- L'Amérique à vélo : l'incroyable défi d'une ex-sédentaire - Psychiatrie hospitalière : la folie des tarifs réglementés

L'émission du 11 avril 2018

L’Amérique à vélo : l’incroyable défi d’une ex-sédentaire

Le sport, ça vous gagne. Tout le monde le sait ! La sédentarité demeure toutefois un problème en Suisse : 25% de la population ne fait pas assez d’activité physique et les conséquences sur la santé sont multiples. La Haute Ecole de santé du canton de Vaud tente une expérience novatrice pour faire bouger les sédentaires.

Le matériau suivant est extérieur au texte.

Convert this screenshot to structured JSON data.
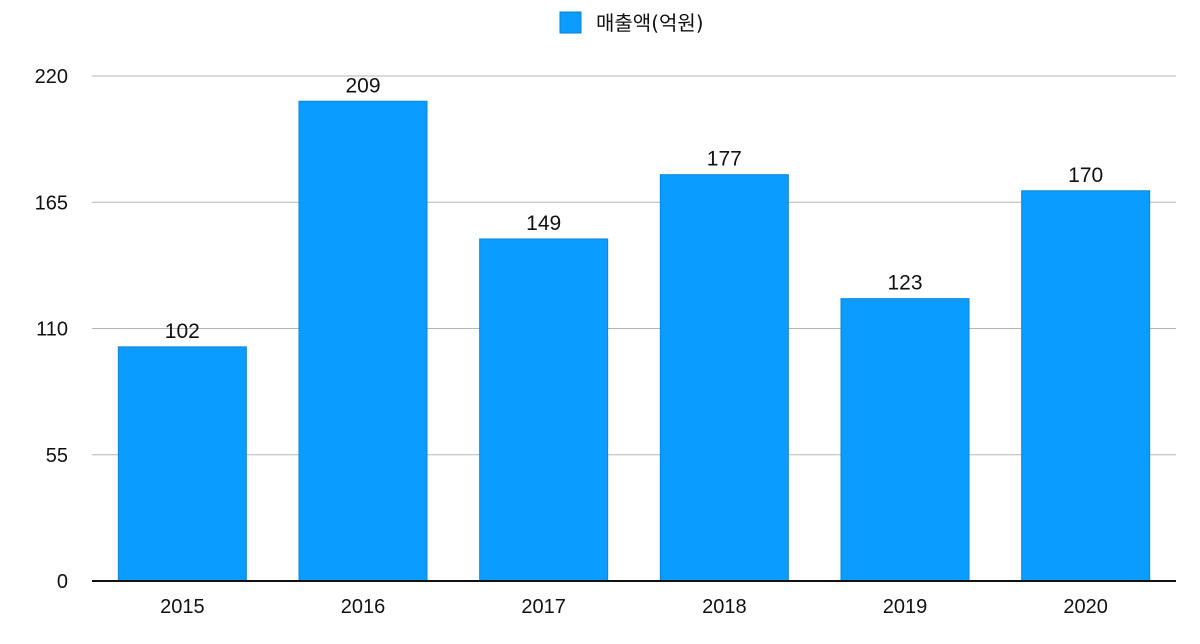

Avec un pari un peu fou à la clef : traverser les USA à vélo.

2018. 36,9° : L'Amérique à vélo : l'incroyable défi d'une ex-sédentaire [RTS/Capture d'écran]

Les conséquences du sédentarisme sur la santé sont nombreuses : surpoids, mauvaise image de soi et à plus long terme on peut citer les problèmes cardiovasculaires et le diabète. Fin 2016, la Haute Ecole de santé du canton de Vaud (HESAV) tente une expérience novatrice de prévention : cibler avec précision les sédentaires et mettre le paquet pour les faire bouger. L’établissement propose gratuitement un programme de remise à l’activité physique pour ses étudiants sédentaires. Carla Reis, étudiante en soins infirmiers et pas du tout sportive s’engage dans ce programme et décide même de rejoindre une équipe de l’HESAV qui participe à La Race Accross America, l’une des courses à vélo les plus extrêmes au monde. La traversée des USA, d’ouest en est ! Une course en relai pour Carla… mais un sacré pari pour quelqu’un qui n’a jamais fait de sport. Elle raconte sa motivation dans ce reportage « punchy » qui la suit pédalant avec détermination.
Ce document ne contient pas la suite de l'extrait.